We want to ask two key questions when analysing a new untargeted metabolomics dataset:
❓ Are the metabolomic fingerprints of our classes (treatment groups) different from eachother?
❓ Which features of the metabolomic fingerprint is causing them to be different from eachother?
To answer the first question we will use a Principal Component Analysis (PCA) which is an undirected approach (so we don’t tell the model which class each of the samples belongs to). A PERMANOVA can be used to give some corroboration of patterns observed in the PCA. If we find clear differences between classes in the PCA, then we can look at pair-wise differences between class (treatment groups) using an OPLS-DA (this stands for orthogonal projections of latent structures - directed analysis).
⚠️ An OPLS-DA will accentuate the differences between any two classes, to the point where you can often “find” what looks like a strong difference between two randomly assigned classes. For this reason it is very important to run a PCA first and to have good biological justification for why you are comparing two particular classes.

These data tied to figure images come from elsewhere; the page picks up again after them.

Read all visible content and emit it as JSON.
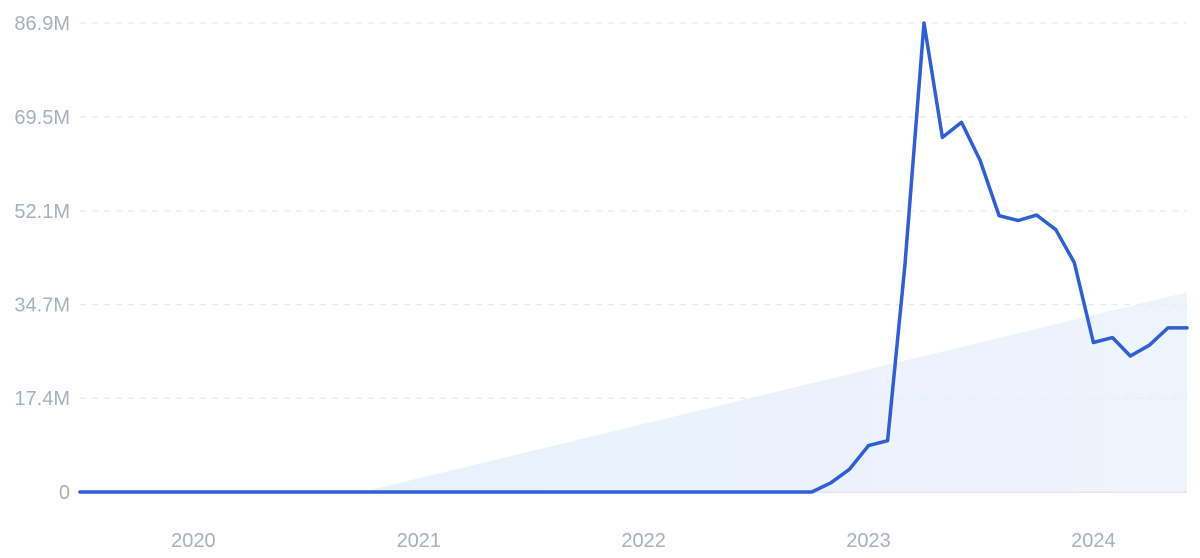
{
  "chart_data": {
    "type": "line",
    "title": "",
    "xlabel": "",
    "ylabel": "",
    "y_tick_labels": [
      "0",
      "17.4M",
      "34.7M",
      "52.1M",
      "69.5M",
      "86.9M"
    ],
    "y_tick_values": [
      0,
      17400000,
      34700000,
      52100000,
      69500000,
      86900000
    ],
    "ylim": [
      0,
      86900000
    ],
    "x_tick_labels": [
      "2020",
      "2021",
      "2022",
      "2023",
      "2024"
    ],
    "x_tick_dates": [
      "2020-01-01",
      "2021-01-01",
      "2022-01-01",
      "2023-01-01",
      "2024-01-01"
    ],
    "xlim": [
      "2019-07-01",
      "2024-06-01"
    ],
    "grid": "horizontal-dashed",
    "series": [
      {
        "x": [
          "2019-07-01",
          "2022-10-01",
          "2022-11-01",
          "2022-12-01",
          "2023-01-01",
          "2023-02-01",
          "2023-03-01",
          "2023-04-01",
          "2023-05-01",
          "2023-06-01",
          "2023-07-01",
          "2023-08-01",
          "2023-09-01",
          "2023-10-01",
          "2023-11-01",
          "2023-12-01",
          "2024-01-01",
          "2024-02-01",
          "2024-03-01",
          "2024-04-01",
          "2024-05-01",
          "2024-06-01"
        ],
        "values": [
          0,
          0,
          1700000,
          4200000,
          8600000,
          9500000,
          42000000,
          86900000,
          65700000,
          68500000,
          61500000,
          51200000,
          50300000,
          51300000,
          48600000,
          42500000,
          27700000,
          28600000,
          25200000,
          27200000,
          30400000,
          30400000
        ]
      }
    ],
    "trend": {
      "x": [
        "2020-10-01",
        "2024-06-01"
      ],
      "values": [
        0,
        37000000
      ]
    },
    "colors": {
      "line": "#2f5fd0",
      "trend_fill": "#e6effb",
      "grid": "#e1e4e8",
      "axis": "#d8dde3",
      "tick_text": "#a9b0bb"
    }
  }
}
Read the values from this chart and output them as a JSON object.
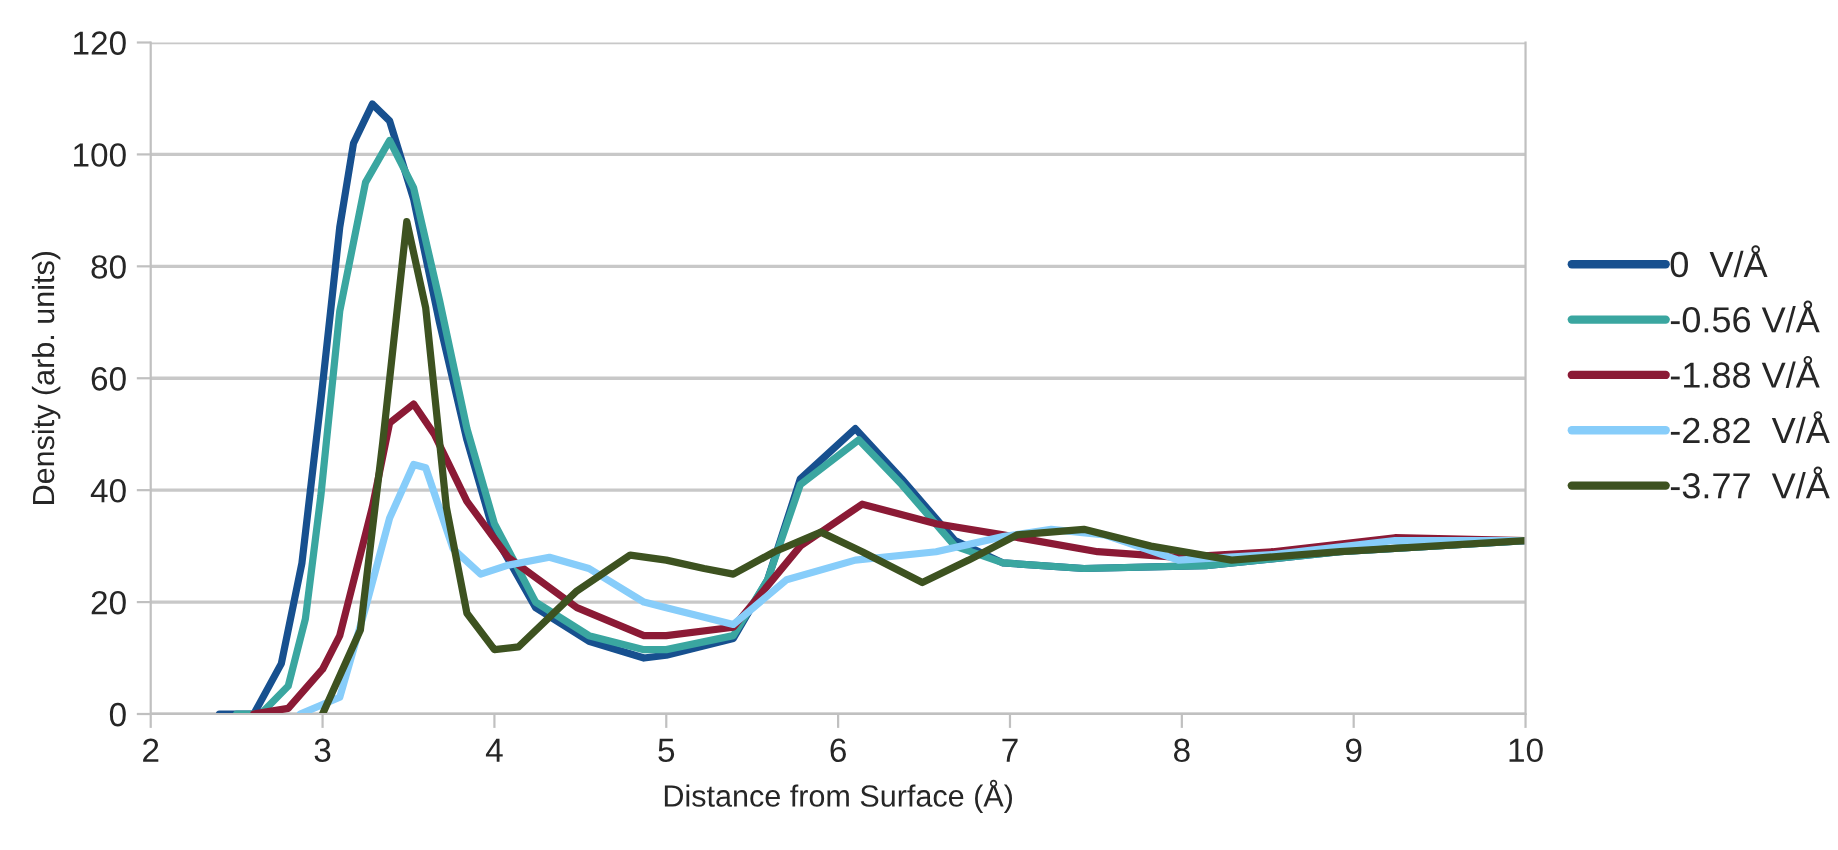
{
  "chart_data": {
    "type": "line",
    "xlabel": "Distance from Surface (Å)",
    "ylabel": "Density (arb. units)",
    "xlim": [
      2,
      10
    ],
    "xticks": [
      2,
      3,
      4,
      5,
      6,
      7,
      8,
      9,
      10
    ],
    "ylim": [
      0,
      120
    ],
    "yticks": [
      0,
      20,
      40,
      60,
      80,
      100,
      120
    ],
    "grid": "y",
    "legend": "right",
    "marker": "none",
    "line_style": "solid",
    "series": [
      {
        "name": "0  V/Å",
        "color": "#17508f",
        "x": [
          2.4,
          2.6,
          2.76,
          2.88,
          2.99,
          3.1,
          3.18,
          3.29,
          3.39,
          3.53,
          3.68,
          3.84,
          4.0,
          4.24,
          4.55,
          4.87,
          5.0,
          5.39,
          5.59,
          5.78,
          6.1,
          6.37,
          6.68,
          6.96,
          7.43,
          8.14,
          8.92,
          10.0
        ],
        "values": [
          0,
          0,
          9,
          27,
          56,
          87,
          102,
          109,
          106,
          92,
          70,
          49,
          32,
          19,
          13,
          10,
          10.5,
          13.5,
          24,
          42,
          51,
          42,
          31,
          27,
          26,
          26.5,
          29,
          31
        ]
      },
      {
        "name": "-0.56 V/Å",
        "color": "#3aa6a0",
        "x": [
          2.5,
          2.64,
          2.8,
          2.9,
          2.99,
          3.1,
          3.25,
          3.39,
          3.53,
          3.68,
          3.84,
          4.0,
          4.24,
          4.55,
          4.87,
          5.0,
          5.39,
          5.59,
          5.78,
          6.12,
          6.37,
          6.68,
          6.96,
          7.43,
          8.14,
          8.92,
          10.0
        ],
        "values": [
          0,
          0,
          5,
          17,
          39,
          72,
          95,
          102.5,
          94,
          74,
          51,
          34,
          20,
          14,
          11.5,
          11.5,
          14,
          24,
          41,
          49,
          41,
          30,
          27,
          26,
          26.5,
          29,
          31
        ]
      },
      {
        "name": "-1.88 V/Å",
        "color": "#8b1a35",
        "x": [
          2.6,
          2.8,
          3.0,
          3.1,
          3.29,
          3.39,
          3.53,
          3.65,
          3.84,
          4.08,
          4.48,
          4.87,
          5.0,
          5.39,
          5.78,
          6.14,
          6.57,
          6.96,
          7.51,
          7.98,
          8.53,
          9.24,
          10.0
        ],
        "values": [
          0,
          1,
          8,
          14,
          37,
          52,
          55.4,
          50,
          38,
          28,
          19,
          14,
          14,
          15.5,
          30,
          37.5,
          34,
          32,
          29,
          28,
          29,
          31.5,
          31
        ]
      },
      {
        "name": "-2.82  V/Å",
        "color": "#87cdfa",
        "x": [
          2.87,
          3.1,
          3.25,
          3.39,
          3.53,
          3.6,
          3.76,
          3.92,
          4.08,
          4.32,
          4.55,
          4.87,
          5.0,
          5.39,
          5.7,
          6.1,
          6.57,
          6.96,
          7.24,
          7.55,
          7.98,
          8.53,
          9.24,
          10.0
        ],
        "values": [
          0,
          3,
          19,
          35,
          44.6,
          44,
          29.5,
          25,
          26.6,
          28,
          26,
          20,
          19,
          16,
          24,
          27.5,
          29,
          31.7,
          33,
          32,
          27.5,
          28.5,
          31,
          31
        ]
      },
      {
        "name": "-3.77  V/Å",
        "color": "#3d5220",
        "x": [
          3.0,
          3.22,
          3.35,
          3.49,
          3.6,
          3.72,
          3.84,
          4.0,
          4.14,
          4.48,
          4.79,
          5.0,
          5.22,
          5.39,
          5.63,
          5.9,
          6.14,
          6.49,
          6.76,
          7.04,
          7.43,
          7.82,
          8.29,
          8.92,
          10.0
        ],
        "values": [
          0,
          15,
          48.5,
          88,
          72.6,
          37,
          18,
          11.5,
          12,
          22,
          28.4,
          27.5,
          26,
          25,
          29,
          32.5,
          29,
          23.5,
          27.5,
          32,
          33,
          30,
          27.5,
          29,
          31
        ]
      }
    ]
  }
}
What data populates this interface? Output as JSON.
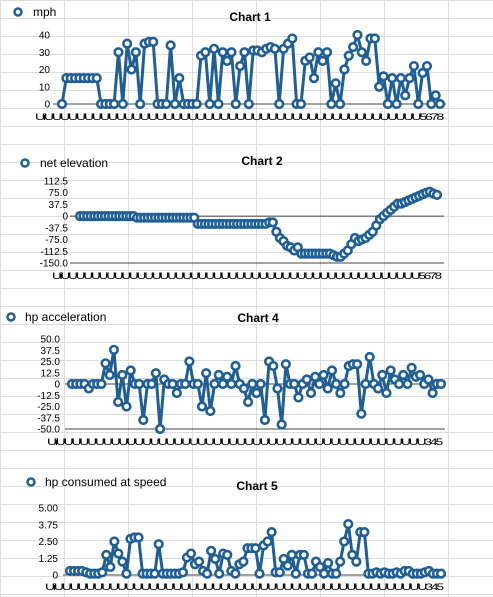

Here we will show how to perform these analyses using a free online platform (Metaboanalyst) and how to run some alternative code in R. The advantage of running the code is that you can integrate it with other analyses (and formatting for figures etc) but Metaboanalyst guides you through the process and has some handy sense-checks along the way.
It is also possible to analyse the same peak tables using SIMCA (Umetrics) or other proprietary softwares. However, it is much harder (and more costly) to use these remotely, and it is harder to document your analysis for sharing with other researchers.